Both papers and the patent describe the making of a stent from nitinol, a shape memory alloy of titanium and nickel. The stent is a short helical coil of nitinol wire. The diameter of the helical coil is equal to or slightly greater than that of the blood vessel in which it is intended to use the stent. After the helical coil is made it is heated to fix the shape of the coil in the memory of the nitinol. The wire of the helical coil is then wound to form a helical coil having an appreciably smaller diameter than that of the first helical coil. The smaller diameter coil is then placed in the blood vessel at the place where the balloon was inflated. After placement in the blood vessel the coil is heated by passing warm (115.degree.-125.degree. F.) saline solution thru a catheter to heat the stent. Upon being heated the metal of the stent returns to its first larger diameter shape and presses firmly against the blood vessel walls where it is left to hold the blood vessel open preventing restenosis.

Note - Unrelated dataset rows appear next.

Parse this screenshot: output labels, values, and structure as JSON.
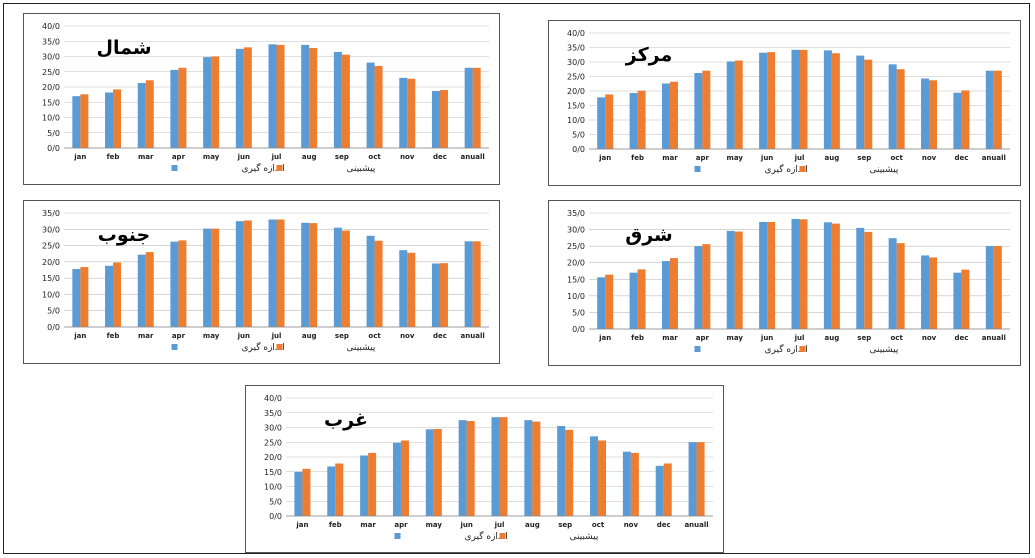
{
  "colors": {
    "measured": "#5b9bd5",
    "predicted": "#ed7d31",
    "grid": "#bfbfbf"
  },
  "chart_data": [
    {
      "type": "bar",
      "title": "شمال",
      "categories": [
        "jan",
        "feb",
        "mar",
        "apr",
        "may",
        "jun",
        "jul",
        "aug",
        "sep",
        "oct",
        "nov",
        "dec",
        "anuall"
      ],
      "yticks": [
        "0/0",
        "5/0",
        "10/0",
        "15/0",
        "20/0",
        "25/0",
        "30/0",
        "35/0",
        "40/0"
      ],
      "ylim": [
        0,
        40
      ],
      "series": [
        {
          "name": "اندازه گیری",
          "values": [
            17,
            18.2,
            21.3,
            25.6,
            29.8,
            32.5,
            34,
            33.8,
            31.5,
            28,
            23,
            18.7,
            26.3
          ]
        },
        {
          "name": "پیشبینی",
          "values": [
            17.6,
            19.2,
            22.2,
            26.3,
            30,
            33,
            33.8,
            32.8,
            30.6,
            26.9,
            22.7,
            19,
            26.3
          ]
        }
      ],
      "legend": "bottom",
      "grid": true
    },
    {
      "type": "bar",
      "title": "مرکز",
      "categories": [
        "jan",
        "feb",
        "mar",
        "apr",
        "may",
        "jun",
        "jul",
        "aug",
        "sep",
        "oct",
        "nov",
        "dec",
        "anuall"
      ],
      "yticks": [
        "0/0",
        "5/0",
        "10/0",
        "15/0",
        "20/0",
        "25/0",
        "30/0",
        "35/0",
        "40/0"
      ],
      "ylim": [
        0,
        40
      ],
      "series": [
        {
          "name": "اندازه گیری",
          "values": [
            17.8,
            19.3,
            22.6,
            26.2,
            30.2,
            33.2,
            34.2,
            34,
            32.2,
            29.2,
            24.3,
            19.4,
            27
          ]
        },
        {
          "name": "پیشبینی",
          "values": [
            18.8,
            20.1,
            23.2,
            27,
            30.5,
            33.4,
            34.2,
            33,
            30.8,
            27.5,
            23.7,
            20.2,
            27
          ]
        }
      ],
      "legend": "bottom",
      "grid": true
    },
    {
      "type": "bar",
      "title": "جنوب",
      "categories": [
        "jan",
        "feb",
        "mar",
        "apr",
        "may",
        "jun",
        "jul",
        "aug",
        "sep",
        "oct",
        "nov",
        "dec",
        "anuall"
      ],
      "yticks": [
        "0/0",
        "5/0",
        "10/0",
        "15/0",
        "20/0",
        "25/0",
        "30/0",
        "35/0"
      ],
      "ylim": [
        0,
        35
      ],
      "series": [
        {
          "name": "اندازه گیری",
          "values": [
            17.8,
            18.8,
            22.2,
            26.2,
            30.2,
            32.5,
            33,
            32,
            30.5,
            28,
            23.6,
            19.5,
            26.3
          ]
        },
        {
          "name": "پیشبینی",
          "values": [
            18.4,
            19.8,
            23,
            26.6,
            30.2,
            32.7,
            33,
            31.9,
            29.6,
            26.5,
            22.8,
            19.6,
            26.3
          ]
        }
      ],
      "legend": "bottom",
      "grid": true
    },
    {
      "type": "bar",
      "title": "شرق",
      "categories": [
        "jan",
        "feb",
        "mar",
        "apr",
        "may",
        "jun",
        "jul",
        "aug",
        "sep",
        "oct",
        "nov",
        "dec",
        "anuall"
      ],
      "yticks": [
        "0/0",
        "5/0",
        "10/0",
        "15/0",
        "20/0",
        "25/0",
        "30/0",
        "35/0"
      ],
      "ylim": [
        0,
        35
      ],
      "series": [
        {
          "name": "اندازه گیری",
          "values": [
            15.6,
            17,
            20.5,
            25,
            29.6,
            32.3,
            33.2,
            32.2,
            30.5,
            27.4,
            22.2,
            17,
            25
          ]
        },
        {
          "name": "پیشبینی",
          "values": [
            16.4,
            18,
            21.4,
            25.6,
            29.4,
            32.3,
            33.1,
            31.8,
            29.3,
            25.9,
            21.6,
            17.9,
            25
          ]
        }
      ],
      "legend": "bottom",
      "grid": true
    },
    {
      "type": "bar",
      "title": "غرب",
      "categories": [
        "jan",
        "feb",
        "mar",
        "apr",
        "may",
        "jun",
        "jul",
        "aug",
        "sep",
        "oct",
        "nov",
        "dec",
        "anuall"
      ],
      "yticks": [
        "0/0",
        "5/0",
        "10/0",
        "15/0",
        "20/0",
        "25/0",
        "30/0",
        "35/0",
        "40/0"
      ],
      "ylim": [
        0,
        40
      ],
      "series": [
        {
          "name": "اندازه گیری",
          "values": [
            15,
            16.8,
            20.5,
            24.8,
            29.4,
            32.5,
            33.5,
            32.5,
            30.5,
            27,
            21.8,
            17,
            25
          ]
        },
        {
          "name": "پیشبینی",
          "values": [
            16,
            17.8,
            21.4,
            25.6,
            29.5,
            32.2,
            33.5,
            32,
            29.2,
            25.6,
            21.4,
            17.8,
            25
          ]
        }
      ],
      "legend": "bottom",
      "grid": true
    }
  ]
}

The term "nitinol" as used in the prior art, e.g. Dotter and Cragg, is not used to identify an alloy of fully specified composition, but rather to a "nitinol family" of alloys, all the members of which consist principally of nickel and titanium in varying proportions and many of which contain minor amounts of another element or elements to vary the properties of the alloy.
Shape memory alloys, also called "marmem" alloys, are materials which if used to form an article of particular shape which article is heated to elevated temperature, e.g. 500.degree. C., and held at the elevated temperature for a short time period, e.g. 30 minutes, and then cooled at least to ambient temperature, retains a "memory" of the particular shape. If the article is them deformed or reshaped the memory of the particular shape remains with it and if the reshaped article is heated to a moderately elevated temperature, e.g. 90.degree.-140.degree. F., the reshaped article returns to the original particular shape. The moderately elevated temperature range at which the article returns to its original shape is called the Transition Temperature Range of the particular alloy. Both Dotter et al. and Cragg et al. used this property of nitinol to advantage.
Both Dotter et al. and Cragg et al., in their papers expressed the opinion that nitinol in addition to its shape memory which facilitated fixing a nitinol stent at a position in the blood vessel was resistant to formations of thrombi on its surface. Cragg et al. summarized their view saying, "By using Nitinol wire, the two main problems associated with this technique, namely, thrombosis of the endoprothesis and difficulty in introducing a graft of suitable size through conventional angiographic catheters, appear to be solved."
Since the publication of the Cragg et al. and Dotter et al. papers in April 1983 further experience with nitinol prostheses has shown that thrombus formation does occur on the surface of nitinol stents planted in the arteries. ( Wright et al. Radiology 1985; 156:69-72).